A plain text file may or may not have an EOL code at the end of the last line. Editing applications like Nano typically add an EOL at the end of the last line when they save a file, but a file you read from a remote site may end on either an EOL code after the last visible character or the last visible character itself, without a trailing EOL code. As it happens, the main movieData.txt file does not have an EOL after the final visible character, while the abbreviated movieData-short.txt file has a trailing #a.

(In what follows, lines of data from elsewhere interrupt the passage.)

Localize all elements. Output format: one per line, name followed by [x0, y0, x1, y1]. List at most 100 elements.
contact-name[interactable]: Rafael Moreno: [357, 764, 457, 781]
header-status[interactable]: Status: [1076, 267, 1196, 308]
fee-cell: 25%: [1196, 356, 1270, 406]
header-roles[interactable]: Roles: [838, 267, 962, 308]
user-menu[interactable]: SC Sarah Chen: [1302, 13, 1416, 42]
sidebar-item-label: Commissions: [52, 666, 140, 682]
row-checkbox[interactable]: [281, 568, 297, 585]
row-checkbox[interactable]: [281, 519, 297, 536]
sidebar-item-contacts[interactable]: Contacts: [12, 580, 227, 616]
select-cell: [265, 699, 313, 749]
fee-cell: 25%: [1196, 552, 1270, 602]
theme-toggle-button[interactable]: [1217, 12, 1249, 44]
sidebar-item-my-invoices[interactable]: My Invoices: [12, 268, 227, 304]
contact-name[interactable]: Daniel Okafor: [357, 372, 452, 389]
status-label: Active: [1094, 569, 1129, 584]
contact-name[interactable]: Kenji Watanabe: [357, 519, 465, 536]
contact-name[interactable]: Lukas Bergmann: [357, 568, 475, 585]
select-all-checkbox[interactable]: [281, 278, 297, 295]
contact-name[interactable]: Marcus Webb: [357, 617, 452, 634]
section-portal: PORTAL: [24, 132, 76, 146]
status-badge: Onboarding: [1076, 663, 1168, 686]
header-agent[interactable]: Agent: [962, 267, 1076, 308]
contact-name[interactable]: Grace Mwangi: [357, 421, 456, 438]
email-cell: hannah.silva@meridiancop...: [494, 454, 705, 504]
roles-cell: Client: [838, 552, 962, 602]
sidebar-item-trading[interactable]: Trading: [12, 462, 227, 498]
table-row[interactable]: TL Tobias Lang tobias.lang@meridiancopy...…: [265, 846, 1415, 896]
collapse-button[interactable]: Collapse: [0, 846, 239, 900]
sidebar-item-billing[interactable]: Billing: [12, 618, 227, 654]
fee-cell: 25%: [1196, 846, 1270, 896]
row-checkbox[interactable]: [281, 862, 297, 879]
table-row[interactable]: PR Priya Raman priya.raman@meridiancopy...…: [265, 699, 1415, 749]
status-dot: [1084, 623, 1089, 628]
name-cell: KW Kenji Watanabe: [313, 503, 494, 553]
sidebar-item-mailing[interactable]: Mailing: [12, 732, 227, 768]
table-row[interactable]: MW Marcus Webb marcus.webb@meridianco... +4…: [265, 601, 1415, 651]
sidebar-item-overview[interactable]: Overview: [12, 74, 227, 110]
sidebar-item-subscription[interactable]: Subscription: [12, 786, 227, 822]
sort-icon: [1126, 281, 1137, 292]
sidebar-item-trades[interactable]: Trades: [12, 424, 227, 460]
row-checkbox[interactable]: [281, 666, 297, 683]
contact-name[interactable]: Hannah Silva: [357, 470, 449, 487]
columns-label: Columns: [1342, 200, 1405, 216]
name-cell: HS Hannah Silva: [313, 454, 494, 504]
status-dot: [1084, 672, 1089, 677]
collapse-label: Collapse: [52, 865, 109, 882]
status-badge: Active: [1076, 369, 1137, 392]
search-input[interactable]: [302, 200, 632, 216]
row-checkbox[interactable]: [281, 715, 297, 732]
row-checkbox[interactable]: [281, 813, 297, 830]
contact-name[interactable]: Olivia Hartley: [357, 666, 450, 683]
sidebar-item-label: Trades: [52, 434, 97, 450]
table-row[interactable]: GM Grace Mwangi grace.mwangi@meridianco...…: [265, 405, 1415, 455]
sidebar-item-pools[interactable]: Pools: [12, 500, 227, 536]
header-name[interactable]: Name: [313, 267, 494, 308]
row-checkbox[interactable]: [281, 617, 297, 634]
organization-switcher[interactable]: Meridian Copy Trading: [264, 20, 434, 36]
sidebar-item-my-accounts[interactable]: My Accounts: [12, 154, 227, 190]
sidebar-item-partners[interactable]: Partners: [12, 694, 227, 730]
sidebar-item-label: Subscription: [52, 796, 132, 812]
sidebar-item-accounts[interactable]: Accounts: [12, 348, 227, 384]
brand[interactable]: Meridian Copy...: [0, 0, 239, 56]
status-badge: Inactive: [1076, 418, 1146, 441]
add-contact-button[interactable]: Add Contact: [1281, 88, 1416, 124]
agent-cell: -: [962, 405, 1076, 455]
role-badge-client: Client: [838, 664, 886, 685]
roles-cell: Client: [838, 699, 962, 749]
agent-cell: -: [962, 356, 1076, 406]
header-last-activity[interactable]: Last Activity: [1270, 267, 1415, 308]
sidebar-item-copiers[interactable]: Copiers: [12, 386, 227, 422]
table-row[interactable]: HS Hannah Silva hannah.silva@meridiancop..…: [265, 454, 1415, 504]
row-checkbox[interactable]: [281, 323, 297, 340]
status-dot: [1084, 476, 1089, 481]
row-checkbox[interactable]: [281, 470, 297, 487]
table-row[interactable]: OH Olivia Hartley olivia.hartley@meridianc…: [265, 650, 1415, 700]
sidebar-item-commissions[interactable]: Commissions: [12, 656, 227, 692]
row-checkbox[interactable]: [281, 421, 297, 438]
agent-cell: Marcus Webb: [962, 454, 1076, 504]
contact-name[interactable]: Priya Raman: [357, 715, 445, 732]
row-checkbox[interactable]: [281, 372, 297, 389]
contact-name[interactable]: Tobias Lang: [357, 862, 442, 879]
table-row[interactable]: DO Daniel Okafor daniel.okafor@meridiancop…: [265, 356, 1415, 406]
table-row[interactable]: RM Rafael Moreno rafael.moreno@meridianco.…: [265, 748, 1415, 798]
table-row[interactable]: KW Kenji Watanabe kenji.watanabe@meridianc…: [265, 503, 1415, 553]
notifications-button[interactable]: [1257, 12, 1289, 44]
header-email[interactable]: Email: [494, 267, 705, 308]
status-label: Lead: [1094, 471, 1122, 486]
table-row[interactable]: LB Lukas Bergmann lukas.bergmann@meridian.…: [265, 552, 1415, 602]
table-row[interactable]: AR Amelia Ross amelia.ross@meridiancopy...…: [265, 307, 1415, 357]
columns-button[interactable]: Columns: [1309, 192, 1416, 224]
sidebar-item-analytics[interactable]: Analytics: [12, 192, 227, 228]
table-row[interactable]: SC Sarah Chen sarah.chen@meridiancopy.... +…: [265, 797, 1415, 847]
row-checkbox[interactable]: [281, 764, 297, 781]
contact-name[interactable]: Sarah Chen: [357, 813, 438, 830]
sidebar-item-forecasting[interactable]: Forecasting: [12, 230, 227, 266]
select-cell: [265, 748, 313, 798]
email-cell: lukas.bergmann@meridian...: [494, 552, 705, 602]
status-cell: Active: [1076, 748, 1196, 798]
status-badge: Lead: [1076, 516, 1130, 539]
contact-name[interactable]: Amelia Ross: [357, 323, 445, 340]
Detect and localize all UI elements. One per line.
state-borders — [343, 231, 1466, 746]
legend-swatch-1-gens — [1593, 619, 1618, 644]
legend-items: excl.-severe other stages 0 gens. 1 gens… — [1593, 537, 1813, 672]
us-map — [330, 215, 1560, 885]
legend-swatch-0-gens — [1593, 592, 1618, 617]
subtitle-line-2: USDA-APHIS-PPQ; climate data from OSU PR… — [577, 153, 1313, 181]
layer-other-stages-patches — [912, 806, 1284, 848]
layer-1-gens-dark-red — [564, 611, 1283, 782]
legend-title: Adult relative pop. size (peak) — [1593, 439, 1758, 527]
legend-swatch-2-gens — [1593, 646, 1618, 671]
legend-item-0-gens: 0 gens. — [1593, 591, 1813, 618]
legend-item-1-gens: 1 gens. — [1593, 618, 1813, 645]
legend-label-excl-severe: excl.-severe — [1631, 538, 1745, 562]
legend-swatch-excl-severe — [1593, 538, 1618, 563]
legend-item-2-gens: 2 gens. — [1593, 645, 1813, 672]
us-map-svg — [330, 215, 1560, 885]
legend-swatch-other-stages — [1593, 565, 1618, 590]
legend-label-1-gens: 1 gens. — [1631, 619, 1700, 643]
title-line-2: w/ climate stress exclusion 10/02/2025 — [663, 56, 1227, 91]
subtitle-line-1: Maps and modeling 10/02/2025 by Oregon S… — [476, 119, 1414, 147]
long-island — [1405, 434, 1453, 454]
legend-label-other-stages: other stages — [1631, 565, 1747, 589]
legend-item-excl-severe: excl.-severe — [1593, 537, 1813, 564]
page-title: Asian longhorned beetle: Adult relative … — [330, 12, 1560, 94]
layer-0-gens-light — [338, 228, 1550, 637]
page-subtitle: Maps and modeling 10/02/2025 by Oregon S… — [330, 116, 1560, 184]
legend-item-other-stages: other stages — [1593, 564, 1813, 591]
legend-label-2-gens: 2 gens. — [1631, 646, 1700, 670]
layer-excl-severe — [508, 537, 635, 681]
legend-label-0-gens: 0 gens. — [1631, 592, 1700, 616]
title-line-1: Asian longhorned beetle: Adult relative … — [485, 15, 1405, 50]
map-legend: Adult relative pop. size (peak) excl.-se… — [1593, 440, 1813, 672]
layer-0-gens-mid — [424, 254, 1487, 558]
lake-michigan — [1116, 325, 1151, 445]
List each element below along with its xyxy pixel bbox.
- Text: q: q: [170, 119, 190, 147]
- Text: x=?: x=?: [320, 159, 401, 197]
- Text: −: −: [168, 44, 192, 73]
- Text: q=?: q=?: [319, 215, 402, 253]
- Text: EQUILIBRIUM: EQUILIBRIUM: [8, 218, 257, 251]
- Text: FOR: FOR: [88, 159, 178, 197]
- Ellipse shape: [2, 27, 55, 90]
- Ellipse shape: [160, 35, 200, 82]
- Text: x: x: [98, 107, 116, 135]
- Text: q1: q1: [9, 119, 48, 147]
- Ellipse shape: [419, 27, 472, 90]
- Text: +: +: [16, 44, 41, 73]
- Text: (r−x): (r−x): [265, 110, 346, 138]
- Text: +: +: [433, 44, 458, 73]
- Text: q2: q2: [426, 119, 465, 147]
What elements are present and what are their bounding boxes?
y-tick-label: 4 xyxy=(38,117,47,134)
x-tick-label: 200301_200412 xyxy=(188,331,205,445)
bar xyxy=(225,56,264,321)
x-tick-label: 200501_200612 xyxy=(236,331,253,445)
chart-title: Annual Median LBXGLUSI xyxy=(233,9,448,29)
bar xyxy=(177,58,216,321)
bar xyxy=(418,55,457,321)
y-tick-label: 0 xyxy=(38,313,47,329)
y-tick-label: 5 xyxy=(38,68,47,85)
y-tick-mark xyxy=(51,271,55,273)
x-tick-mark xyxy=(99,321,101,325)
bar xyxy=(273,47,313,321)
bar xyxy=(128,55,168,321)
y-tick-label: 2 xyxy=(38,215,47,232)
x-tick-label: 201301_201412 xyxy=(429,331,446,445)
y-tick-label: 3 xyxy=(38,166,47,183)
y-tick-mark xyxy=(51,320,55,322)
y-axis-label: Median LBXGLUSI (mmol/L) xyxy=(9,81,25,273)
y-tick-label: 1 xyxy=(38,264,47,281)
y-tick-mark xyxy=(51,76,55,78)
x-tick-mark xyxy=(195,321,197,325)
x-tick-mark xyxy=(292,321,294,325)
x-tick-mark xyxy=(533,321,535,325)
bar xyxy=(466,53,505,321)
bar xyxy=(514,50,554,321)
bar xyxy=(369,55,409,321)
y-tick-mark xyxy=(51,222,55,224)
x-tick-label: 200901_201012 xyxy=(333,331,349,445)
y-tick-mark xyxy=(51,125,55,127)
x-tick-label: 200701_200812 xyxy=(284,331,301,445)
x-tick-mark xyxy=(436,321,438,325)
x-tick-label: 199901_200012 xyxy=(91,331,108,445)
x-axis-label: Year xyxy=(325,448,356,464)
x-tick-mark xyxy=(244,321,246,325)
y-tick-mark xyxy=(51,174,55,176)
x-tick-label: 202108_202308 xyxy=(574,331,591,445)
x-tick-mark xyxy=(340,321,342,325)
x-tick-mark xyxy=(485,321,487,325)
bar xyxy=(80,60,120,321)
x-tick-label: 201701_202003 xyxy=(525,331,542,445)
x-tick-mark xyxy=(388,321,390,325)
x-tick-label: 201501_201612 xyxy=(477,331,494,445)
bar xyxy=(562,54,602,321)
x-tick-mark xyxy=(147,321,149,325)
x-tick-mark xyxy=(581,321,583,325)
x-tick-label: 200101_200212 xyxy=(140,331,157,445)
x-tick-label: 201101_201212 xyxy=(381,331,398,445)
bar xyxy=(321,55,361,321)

As a way of being liberal in what you accept, your ixml grammar should match a document that either does or does not end with an EOL after the last line. For example, if your document consists of a sequence of lines you can match them with:

doc: line++newline, newline?.

This assumes that 1) you want the root element of the XML you’re creating to be ]]>, 2) you’ve defined the pattern line elsewhere and your definition does not include a trailing EOL, and 3) you’ve defined newline elsewhere. The part of this pattern before the comma (line++newline) matches one or more instances of a line pattern, with a single instance of a newline pattern between each pair of line patterns. By itself that will match consecutive lines, except that if there is an EOL after the last line the match will fail because although the definition of doc would require newlines between lines, it would not allow a newline at the end of the document. The part after the comma (newline?) says that a doc may or may not have a trailing EOL after the final line. This approach is liberal in accepting a sequence of lines whether or not there is an EOL code after the last one.

What to submit

Submit only your ixml grammar. Do not submit the tagged XML that it creates; we’ll run it ourselves to examine the output.